Otter-Squatch Wheat Ale

  • 6 lb. 2-row malt (Great Western)
  • 4 lb. white wheat malt (Briess)
  • 4 oz. rice hulls
  • 0.5 tsp. BrewTanB, added to mash
  • 1 oz. Sasquatch hop pellets (7.5% alpha), 20 minute boil
  • 0.5 tsp. BrewTanB, 10 minute boil
  • 1 oz. Sasquatch hop pellets (7.5% alpha), 5 minute boil
  • 1 pkg. Lutra kveik (Omega OYL-071), dry

Target Parameters

  • 1.046 s.g., 1.009 f.g., 23 IBU, 4 SRM, 4.9% abv
  • Full volume mash, 60 minute mash at 152°, 10 minute mash-out at 168°
  • RO water with added minerals to hit target of 78 ppm Ca, 86 ppm SO4, 74 ppm Cl, -55 ppm RA

Procedure

  • I started with 7.3 gallons of RO water, adding 4.25 g of calcium chloride and 4.25 g of gypsum to hit my target water profile.
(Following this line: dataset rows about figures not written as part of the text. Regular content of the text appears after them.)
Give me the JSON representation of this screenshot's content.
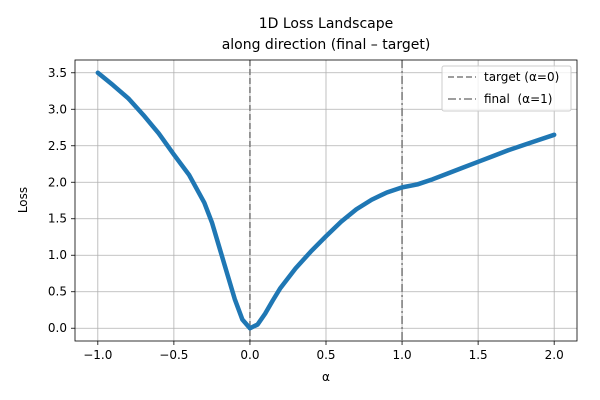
{
  "chart_data": {
    "type": "line",
    "title_lines": [
      "1D Loss Landscape",
      "along direction (final – target)"
    ],
    "xlabel": "α",
    "ylabel": "Loss",
    "xlim": [
      -1.15,
      2.15
    ],
    "ylim": [
      -0.175,
      3.675
    ],
    "xticks": [
      -1.0,
      -0.5,
      0.0,
      0.5,
      1.0,
      1.5,
      2.0
    ],
    "xtick_labels": [
      "−1.0",
      "−0.5",
      "0.0",
      "0.5",
      "1.0",
      "1.5",
      "2.0"
    ],
    "yticks": [
      0.0,
      0.5,
      1.0,
      1.5,
      2.0,
      2.5,
      3.0,
      3.5
    ],
    "ytick_labels": [
      "0.0",
      "0.5",
      "1.0",
      "1.5",
      "2.0",
      "2.5",
      "3.0",
      "3.5"
    ],
    "grid": true,
    "legend_position": "top-right",
    "series": [
      {
        "color": "#1f77b4",
        "x": [
          -1.0,
          -0.9,
          -0.8,
          -0.7,
          -0.6,
          -0.5,
          -0.4,
          -0.3,
          -0.25,
          -0.2,
          -0.15,
          -0.1,
          -0.05,
          0.0,
          0.05,
          0.1,
          0.15,
          0.2,
          0.3,
          0.4,
          0.5,
          0.6,
          0.7,
          0.8,
          0.9,
          1.0,
          1.1,
          1.2,
          1.3,
          1.4,
          1.5,
          1.6,
          1.7,
          1.8,
          1.9,
          2.0
        ],
        "y": [
          3.5,
          3.33,
          3.15,
          2.92,
          2.67,
          2.38,
          2.1,
          1.72,
          1.45,
          1.1,
          0.75,
          0.4,
          0.12,
          0.0,
          0.05,
          0.2,
          0.38,
          0.55,
          0.82,
          1.05,
          1.26,
          1.46,
          1.63,
          1.76,
          1.86,
          1.93,
          1.97,
          2.04,
          2.12,
          2.2,
          2.28,
          2.36,
          2.44,
          2.51,
          2.58,
          2.65
        ]
      }
    ],
    "vlines": [
      {
        "x": 0,
        "label": "target (α=0)",
        "style": "dashed",
        "color": "#7f7f7f"
      },
      {
        "x": 1,
        "label": "final  (α=1)",
        "style": "dashdot",
        "color": "#7f7f7f"
      }
    ]
  }
}
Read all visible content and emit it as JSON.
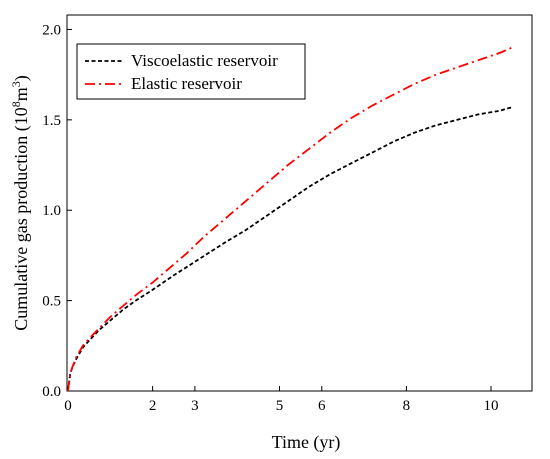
{
  "chart_data": {
    "type": "line",
    "title": "",
    "xlabel": "Time (yr)",
    "ylabel": {
      "prefix": "Cumulative gas production (10",
      "sup1": "8",
      "mid": "m",
      "sup2": "3",
      "suffix": ")"
    },
    "x_tick_labels": [
      {
        "value": 0,
        "label": "0"
      },
      {
        "value": 2,
        "label": "2"
      },
      {
        "value": 3,
        "label": "3"
      },
      {
        "value": 5,
        "label": "5"
      },
      {
        "value": 6,
        "label": "6"
      },
      {
        "value": 8,
        "label": "8"
      },
      {
        "value": 10,
        "label": "10"
      }
    ],
    "y_ticks": [
      0.0,
      0.5,
      1.0,
      1.5,
      2.0
    ],
    "y_tick_labels": [
      "0.0",
      "0.5",
      "1.0",
      "1.5",
      "2.0"
    ],
    "ylim": [
      0.0,
      2.08
    ],
    "grid": false,
    "legend_position": "top-left",
    "series": [
      {
        "name": "Viscoelastic reservoir",
        "color": "#000000",
        "dash": "dotted",
        "x": [
          0,
          0.05,
          0.1,
          0.2,
          0.35,
          0.5,
          0.75,
          1.0,
          1.3,
          1.6,
          2.0,
          2.5,
          2.9,
          3.3,
          3.7,
          4.2,
          4.7,
          5.2,
          5.7,
          6.2,
          6.7,
          7.2,
          7.7,
          8.2,
          8.7,
          9.2,
          9.7,
          10.2,
          10.5
        ],
        "y": [
          0.0,
          0.09,
          0.13,
          0.18,
          0.24,
          0.28,
          0.34,
          0.39,
          0.45,
          0.5,
          0.56,
          0.64,
          0.7,
          0.76,
          0.82,
          0.89,
          0.97,
          1.05,
          1.13,
          1.2,
          1.26,
          1.32,
          1.38,
          1.43,
          1.47,
          1.5,
          1.53,
          1.55,
          1.57
        ]
      },
      {
        "name": "Elastic reservoir",
        "color": "#ff0000",
        "dash": "dash-dot",
        "x": [
          0,
          0.05,
          0.1,
          0.2,
          0.35,
          0.5,
          0.75,
          1.0,
          1.3,
          1.6,
          2.0,
          2.4,
          2.8,
          3.2,
          3.7,
          4.2,
          4.7,
          5.2,
          5.7,
          6.2,
          6.7,
          7.2,
          7.7,
          8.2,
          8.7,
          9.2,
          9.7,
          10.2,
          10.5
        ],
        "y": [
          0.0,
          0.09,
          0.13,
          0.19,
          0.25,
          0.29,
          0.35,
          0.41,
          0.47,
          0.53,
          0.6,
          0.68,
          0.76,
          0.85,
          0.95,
          1.05,
          1.15,
          1.25,
          1.34,
          1.43,
          1.51,
          1.58,
          1.64,
          1.7,
          1.75,
          1.79,
          1.83,
          1.87,
          1.9
        ]
      }
    ]
  }
}
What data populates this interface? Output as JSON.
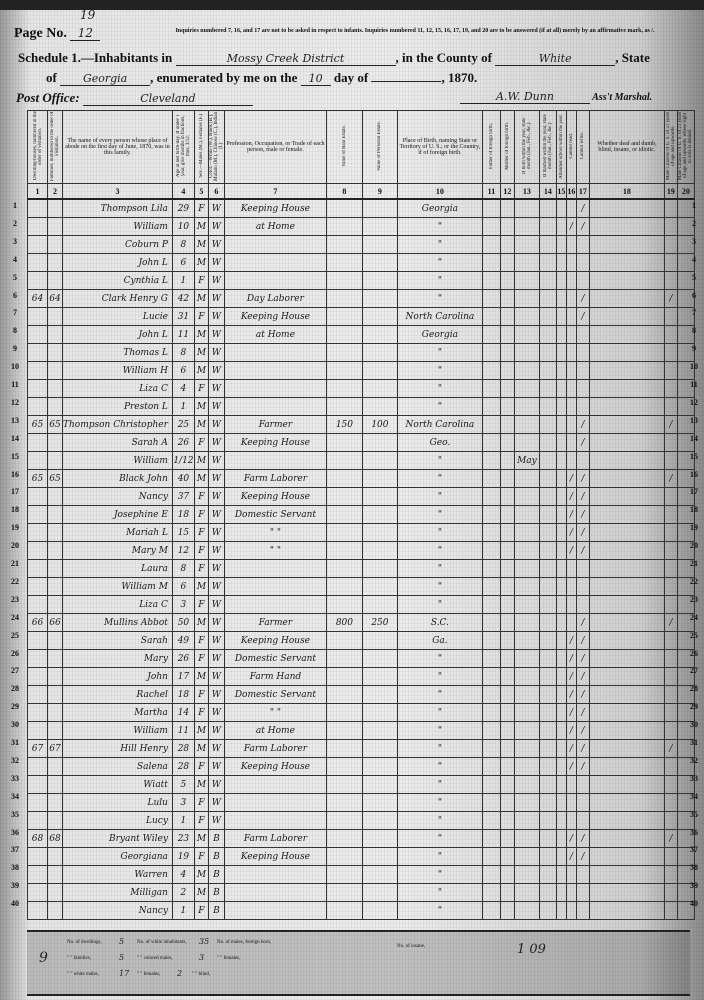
{
  "header": {
    "page_label": "Page No.",
    "page_number": "12",
    "page_number_alt": "19",
    "notice": "Inquiries numbered 7, 16, and 17 are not to be asked in respect to infants. Inquiries numbered 11, 12, 15, 16, 17, 19, and 20 are to be answered (if at all) merely by an affirmative mark, as /.",
    "schedule_label": "Schedule 1.—Inhabitants in",
    "district": "Mossy Creek District",
    "county_label": ", in the County of",
    "county": "White",
    "state_label": ", State",
    "of_label": "of",
    "state": "Georgia",
    "enumerated_label": ", enumerated by me on the",
    "day": "10",
    "day_of_label": "day of",
    "month": "",
    "year": ", 1870.",
    "post_office_label": "Post Office:",
    "post_office": "Cleveland",
    "marshal": "A.W. Dunn",
    "marshal_label": "Ass't Marshal."
  },
  "columns": [
    {
      "num": "1",
      "label": "Dwelling-houses, numbered in the order of visitation."
    },
    {
      "num": "2",
      "label": "Families, numbered in the order of visitation."
    },
    {
      "num": "3",
      "label": "The name of every person whose place of abode on the first day of June, 1870, was in this family."
    },
    {
      "num": "4",
      "label": "Age at last birth-day. If under 1 year, give months in fractions, thus, 3/12."
    },
    {
      "num": "5",
      "label": "Sex.—Males (M.), Females (F.)"
    },
    {
      "num": "6",
      "label": "Color.—White (W.), Black (B.), Mulatto (M.), Chinese (C.), Indian (I.)"
    },
    {
      "num": "7",
      "label": "Profession, Occupation, or Trade of each person, male or female."
    },
    {
      "num": "8",
      "label": "Value of Real Estate."
    },
    {
      "num": "9",
      "label": "Value of Personal Estate."
    },
    {
      "num": "10",
      "label": "Place of Birth, naming State or Territory of U. S.; or the Country, if of foreign birth."
    },
    {
      "num": "11",
      "label": "Father of foreign birth."
    },
    {
      "num": "12",
      "label": "Mother of foreign birth."
    },
    {
      "num": "13",
      "label": "If born within the year, state month (Jan., Feb., &c.)"
    },
    {
      "num": "14",
      "label": "If married within the year, state month (Jan., Feb., &c.)"
    },
    {
      "num": "15",
      "label": "Attended school within the year."
    },
    {
      "num": "16",
      "label": "Cannot read."
    },
    {
      "num": "17",
      "label": "Cannot write."
    },
    {
      "num": "18",
      "label": "Whether deaf and dumb, blind, insane, or idiotic."
    },
    {
      "num": "19",
      "label": "Male Citizens of U. S. of 21 years of age and upwards."
    },
    {
      "num": "20",
      "label": "Male Citizens of U. S. of 21 years of age and upwards, whose right to vote is denied."
    }
  ],
  "group_headers": {
    "description": "Description.",
    "value_estate": "Value of Real Estate Owned.",
    "parentage": "Parentage.",
    "education": "Education.",
    "constitutional": "Constitutional Relations."
  },
  "rows": [
    {
      "n": "1",
      "dw": "",
      "fam": "",
      "name": "Thompson Lila",
      "age": "29",
      "sex": "F",
      "color": "W",
      "occ": "Keeping House",
      "re": "",
      "pe": "",
      "birth": "Georgia",
      "c13": "",
      "c16": "",
      "c17": "/",
      "c19": ""
    },
    {
      "n": "2",
      "dw": "",
      "fam": "",
      "name": "William",
      "age": "10",
      "sex": "M",
      "color": "W",
      "occ": "at Home",
      "re": "",
      "pe": "",
      "birth": "\"",
      "c13": "",
      "c16": "/",
      "c17": "/",
      "c19": ""
    },
    {
      "n": "3",
      "dw": "",
      "fam": "",
      "name": "Coburn P",
      "age": "8",
      "sex": "M",
      "color": "W",
      "occ": "",
      "re": "",
      "pe": "",
      "birth": "\"",
      "c13": "",
      "c16": "",
      "c17": "",
      "c19": ""
    },
    {
      "n": "4",
      "dw": "",
      "fam": "",
      "name": "John L",
      "age": "6",
      "sex": "M",
      "color": "W",
      "occ": "",
      "re": "",
      "pe": "",
      "birth": "\"",
      "c13": "",
      "c16": "",
      "c17": "",
      "c19": ""
    },
    {
      "n": "5",
      "dw": "",
      "fam": "",
      "name": "Cynthia L",
      "age": "1",
      "sex": "F",
      "color": "W",
      "occ": "",
      "re": "",
      "pe": "",
      "birth": "\"",
      "c13": "",
      "c16": "",
      "c17": "",
      "c19": ""
    },
    {
      "n": "6",
      "dw": "64",
      "fam": "64",
      "name": "Clark Henry G",
      "age": "42",
      "sex": "M",
      "color": "W",
      "occ": "Day Laborer",
      "re": "",
      "pe": "",
      "birth": "\"",
      "c13": "",
      "c16": "",
      "c17": "/",
      "c19": "/"
    },
    {
      "n": "7",
      "dw": "",
      "fam": "",
      "name": "Lucie",
      "age": "31",
      "sex": "F",
      "color": "W",
      "occ": "Keeping House",
      "re": "",
      "pe": "",
      "birth": "North Carolina",
      "c13": "",
      "c16": "",
      "c17": "/",
      "c19": ""
    },
    {
      "n": "8",
      "dw": "",
      "fam": "",
      "name": "John L",
      "age": "11",
      "sex": "M",
      "color": "W",
      "occ": "at Home",
      "re": "",
      "pe": "",
      "birth": "Georgia",
      "c13": "",
      "c16": "",
      "c17": "",
      "c19": ""
    },
    {
      "n": "9",
      "dw": "",
      "fam": "",
      "name": "Thomas L",
      "age": "8",
      "sex": "M",
      "color": "W",
      "occ": "",
      "re": "",
      "pe": "",
      "birth": "\"",
      "c13": "",
      "c16": "",
      "c17": "",
      "c19": ""
    },
    {
      "n": "10",
      "dw": "",
      "fam": "",
      "name": "William H",
      "age": "6",
      "sex": "M",
      "color": "W",
      "occ": "",
      "re": "",
      "pe": "",
      "birth": "\"",
      "c13": "",
      "c16": "",
      "c17": "",
      "c19": ""
    },
    {
      "n": "11",
      "dw": "",
      "fam": "",
      "name": "Liza C",
      "age": "4",
      "sex": "F",
      "color": "W",
      "occ": "",
      "re": "",
      "pe": "",
      "birth": "\"",
      "c13": "",
      "c16": "",
      "c17": "",
      "c19": ""
    },
    {
      "n": "12",
      "dw": "",
      "fam": "",
      "name": "Preston L",
      "age": "1",
      "sex": "M",
      "color": "W",
      "occ": "",
      "re": "",
      "pe": "",
      "birth": "\"",
      "c13": "",
      "c16": "",
      "c17": "",
      "c19": ""
    },
    {
      "n": "13",
      "dw": "65",
      "fam": "65",
      "name": "Thompson Christopher",
      "age": "25",
      "sex": "M",
      "color": "W",
      "occ": "Farmer",
      "re": "150",
      "pe": "100",
      "birth": "North Carolina",
      "c13": "",
      "c16": "",
      "c17": "/",
      "c19": "/"
    },
    {
      "n": "14",
      "dw": "",
      "fam": "",
      "name": "Sarah A",
      "age": "26",
      "sex": "F",
      "color": "W",
      "occ": "Keeping House",
      "re": "",
      "pe": "",
      "birth": "Geo.",
      "c13": "",
      "c16": "",
      "c17": "/",
      "c19": ""
    },
    {
      "n": "15",
      "dw": "",
      "fam": "",
      "name": "William",
      "age": "1/12",
      "sex": "M",
      "color": "W",
      "occ": "",
      "re": "",
      "pe": "",
      "birth": "\"",
      "c13": "May",
      "c16": "",
      "c17": "",
      "c19": ""
    },
    {
      "n": "16",
      "dw": "65",
      "fam": "65",
      "name": "Black John",
      "age": "40",
      "sex": "M",
      "color": "W",
      "occ": "Farm Laborer",
      "re": "",
      "pe": "",
      "birth": "\"",
      "c13": "",
      "c16": "/",
      "c17": "/",
      "c19": "/"
    },
    {
      "n": "17",
      "dw": "",
      "fam": "",
      "name": "Nancy",
      "age": "37",
      "sex": "F",
      "color": "W",
      "occ": "Keeping House",
      "re": "",
      "pe": "",
      "birth": "\"",
      "c13": "",
      "c16": "/",
      "c17": "/",
      "c19": ""
    },
    {
      "n": "18",
      "dw": "",
      "fam": "",
      "name": "Josephine E",
      "age": "18",
      "sex": "F",
      "color": "W",
      "occ": "Domestic Servant",
      "re": "",
      "pe": "",
      "birth": "\"",
      "c13": "",
      "c16": "/",
      "c17": "/",
      "c19": ""
    },
    {
      "n": "19",
      "dw": "",
      "fam": "",
      "name": "Mariah L",
      "age": "15",
      "sex": "F",
      "color": "W",
      "occ": "\"        \"",
      "re": "",
      "pe": "",
      "birth": "\"",
      "c13": "",
      "c16": "/",
      "c17": "/",
      "c19": ""
    },
    {
      "n": "20",
      "dw": "",
      "fam": "",
      "name": "Mary M",
      "age": "12",
      "sex": "F",
      "color": "W",
      "occ": "\"        \"",
      "re": "",
      "pe": "",
      "birth": "\"",
      "c13": "",
      "c16": "/",
      "c17": "/",
      "c19": ""
    },
    {
      "n": "21",
      "dw": "",
      "fam": "",
      "name": "Laura",
      "age": "8",
      "sex": "F",
      "color": "W",
      "occ": "",
      "re": "",
      "pe": "",
      "birth": "\"",
      "c13": "",
      "c16": "",
      "c17": "",
      "c19": ""
    },
    {
      "n": "22",
      "dw": "",
      "fam": "",
      "name": "William M",
      "age": "6",
      "sex": "M",
      "color": "W",
      "occ": "",
      "re": "",
      "pe": "",
      "birth": "\"",
      "c13": "",
      "c16": "",
      "c17": "",
      "c19": ""
    },
    {
      "n": "23",
      "dw": "",
      "fam": "",
      "name": "Liza C",
      "age": "3",
      "sex": "F",
      "color": "W",
      "occ": "",
      "re": "",
      "pe": "",
      "birth": "\"",
      "c13": "",
      "c16": "",
      "c17": "",
      "c19": ""
    },
    {
      "n": "24",
      "dw": "66",
      "fam": "66",
      "name": "Mullins Abbot",
      "age": "50",
      "sex": "M",
      "color": "W",
      "occ": "Farmer",
      "re": "800",
      "pe": "250",
      "birth": "S.C.",
      "c13": "",
      "c16": "",
      "c17": "/",
      "c19": "/"
    },
    {
      "n": "25",
      "dw": "",
      "fam": "",
      "name": "Sarah",
      "age": "49",
      "sex": "F",
      "color": "W",
      "occ": "Keeping House",
      "re": "",
      "pe": "",
      "birth": "Ga.",
      "c13": "",
      "c16": "/",
      "c17": "/",
      "c19": ""
    },
    {
      "n": "26",
      "dw": "",
      "fam": "",
      "name": "Mary",
      "age": "26",
      "sex": "F",
      "color": "W",
      "occ": "Domestic Servant",
      "re": "",
      "pe": "",
      "birth": "\"",
      "c13": "",
      "c16": "/",
      "c17": "/",
      "c19": ""
    },
    {
      "n": "27",
      "dw": "",
      "fam": "",
      "name": "John",
      "age": "17",
      "sex": "M",
      "color": "W",
      "occ": "Farm Hand",
      "re": "",
      "pe": "",
      "birth": "\"",
      "c13": "",
      "c16": "/",
      "c17": "/",
      "c19": ""
    },
    {
      "n": "28",
      "dw": "",
      "fam": "",
      "name": "Rachel",
      "age": "18",
      "sex": "F",
      "color": "W",
      "occ": "Domestic Servant",
      "re": "",
      "pe": "",
      "birth": "\"",
      "c13": "",
      "c16": "/",
      "c17": "/",
      "c19": ""
    },
    {
      "n": "29",
      "dw": "",
      "fam": "",
      "name": "Martha",
      "age": "14",
      "sex": "F",
      "color": "W",
      "occ": "\"        \"",
      "re": "",
      "pe": "",
      "birth": "\"",
      "c13": "",
      "c16": "/",
      "c17": "/",
      "c19": ""
    },
    {
      "n": "30",
      "dw": "",
      "fam": "",
      "name": "William",
      "age": "11",
      "sex": "M",
      "color": "W",
      "occ": "at Home",
      "re": "",
      "pe": "",
      "birth": "\"",
      "c13": "",
      "c16": "/",
      "c17": "/",
      "c19": ""
    },
    {
      "n": "31",
      "dw": "67",
      "fam": "67",
      "name": "Hill Henry",
      "age": "28",
      "sex": "M",
      "color": "W",
      "occ": "Farm Laborer",
      "re": "",
      "pe": "",
      "birth": "\"",
      "c13": "",
      "c16": "/",
      "c17": "/",
      "c19": "/"
    },
    {
      "n": "32",
      "dw": "",
      "fam": "",
      "name": "Salena",
      "age": "28",
      "sex": "F",
      "color": "W",
      "occ": "Keeping House",
      "re": "",
      "pe": "",
      "birth": "\"",
      "c13": "",
      "c16": "/",
      "c17": "/",
      "c19": ""
    },
    {
      "n": "33",
      "dw": "",
      "fam": "",
      "name": "Wiatt",
      "age": "5",
      "sex": "M",
      "color": "W",
      "occ": "",
      "re": "",
      "pe": "",
      "birth": "\"",
      "c13": "",
      "c16": "",
      "c17": "",
      "c19": ""
    },
    {
      "n": "34",
      "dw": "",
      "fam": "",
      "name": "Lulu",
      "age": "3",
      "sex": "F",
      "color": "W",
      "occ": "",
      "re": "",
      "pe": "",
      "birth": "\"",
      "c13": "",
      "c16": "",
      "c17": "",
      "c19": ""
    },
    {
      "n": "35",
      "dw": "",
      "fam": "",
      "name": "Lucy",
      "age": "1",
      "sex": "F",
      "color": "W",
      "occ": "",
      "re": "",
      "pe": "",
      "birth": "\"",
      "c13": "",
      "c16": "",
      "c17": "",
      "c19": ""
    },
    {
      "n": "36",
      "dw": "68",
      "fam": "68",
      "name": "Bryant Wiley",
      "age": "23",
      "sex": "M",
      "color": "B",
      "occ": "Farm Laborer",
      "re": "",
      "pe": "",
      "birth": "\"",
      "c13": "",
      "c16": "/",
      "c17": "/",
      "c19": "/"
    },
    {
      "n": "37",
      "dw": "",
      "fam": "",
      "name": "Georgiana",
      "age": "19",
      "sex": "F",
      "color": "B",
      "occ": "Keeping House",
      "re": "",
      "pe": "",
      "birth": "\"",
      "c13": "",
      "c16": "/",
      "c17": "/",
      "c19": ""
    },
    {
      "n": "38",
      "dw": "",
      "fam": "",
      "name": "Warren",
      "age": "4",
      "sex": "M",
      "color": "B",
      "occ": "",
      "re": "",
      "pe": "",
      "birth": "\"",
      "c13": "",
      "c16": "",
      "c17": "",
      "c19": ""
    },
    {
      "n": "39",
      "dw": "",
      "fam": "",
      "name": "Milligan",
      "age": "2",
      "sex": "M",
      "color": "B",
      "occ": "",
      "re": "",
      "pe": "",
      "birth": "\"",
      "c13": "",
      "c16": "",
      "c17": "",
      "c19": ""
    },
    {
      "n": "40",
      "dw": "",
      "fam": "",
      "name": "Nancy",
      "age": "1",
      "sex": "F",
      "color": "B",
      "occ": "",
      "re": "",
      "pe": "",
      "birth": "\"",
      "c13": "",
      "c16": "",
      "c17": "",
      "c19": ""
    }
  ],
  "footer": {
    "page_mark": "9",
    "dwellings_label": "No. of dwellings,",
    "dwellings": "5",
    "white_inhabitants_label": "No. of white inhabitants,",
    "white_inhabitants": "35",
    "foreign_males_label": "No. of males, foreign born,",
    "families_label": "\" \" families,",
    "families": "5",
    "colored_males_label": "\" \" colored males,",
    "colored_males": "3",
    "females_label": "\" \" females,",
    "white_males_label": "\" \" white males,",
    "white_males": "17",
    "white_females_label": "\" \" females,",
    "white_females": "2",
    "blind_label": "\" \" blind,",
    "insane_label": "No. of insane,",
    "tally": "1   09"
  }
}
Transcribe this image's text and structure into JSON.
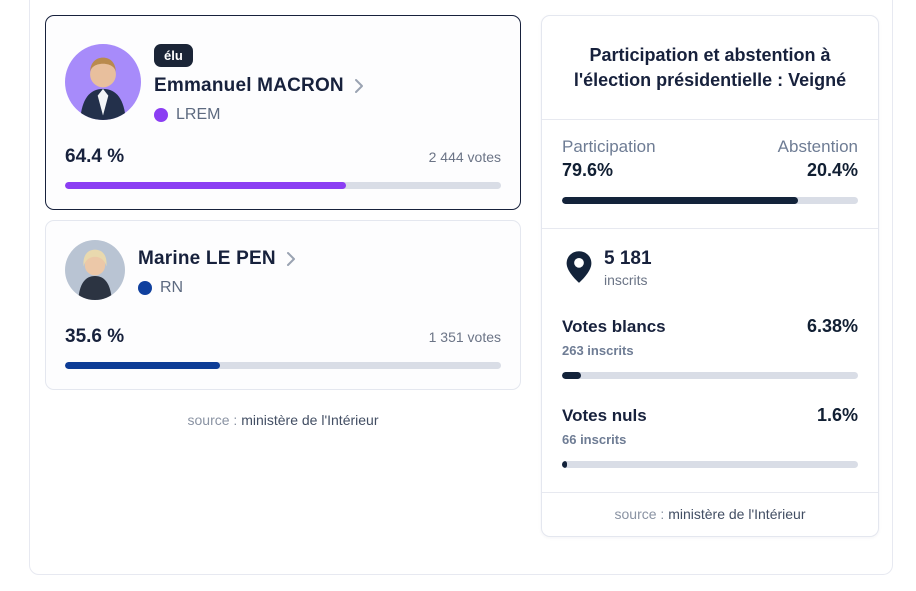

Then, I heated the water to 157° before adding the grains, to hit a mash temperature of 152°.
  • I held the mash with recirculation at 152° for 60 minutes, before raising the mash to 168° for 10 minutes.
  • At the end of the mash, I removed the grains and heated to a boil. In total, I collected 6.6 gallons of runnings with a gravity of 1.039, for 69% mash efficiency.
  • I heated the runnings to a boil, boiling for 60 minutes and adding hops per the recipe. After 60 minutes, I turned off the heat and chilled 85° before transferring the beer to the fermenter and pitching the yeast.
  • Starting gravity was 1.044, and I brewed the beer on 28 February 2025. I fermented the beer at room temperature ambient, between 60 and 65°.
  • I kegged the beer on 24 March 2025. Final gravity was 1.009, for 4.6% abv. I added 3.25 oz. of corn sugar to get some natural carbonation and scrub any oxygen from the transfer process. At the time of kegging, the beer had a very mild flavor and was quite drinkable! I finished up things with a bit of force carbonation, after the beer sat for a few weeks.

Tasting

  • Appearance
    • Lightly hazy, light yellow beer, which pours with a creamy and long-lasting white head.
  • Aroma
    • Doughy and tart, lemony aroma, at a moderate level of each.
  • Flavor
    • Moderate doughy malt character, light tartness to yeast and a very slight phenolic note (peppery, perhaps?). The latter is almost imperceptible; I can’t quite describe it. Medium-low bitterness.
  • Mouthfeel
    • Light bodied, moderately high carbonation, slightly dry finish. Crisp!
  • Would I Brew This Again?
    • This is a tasty beer! It defies styles a little bit; it’s probably closest to an American wheat ale, but not quite on target. It’s very drinkable! The kveik flavors probably aren’t for everyone, but work well in this particular batch.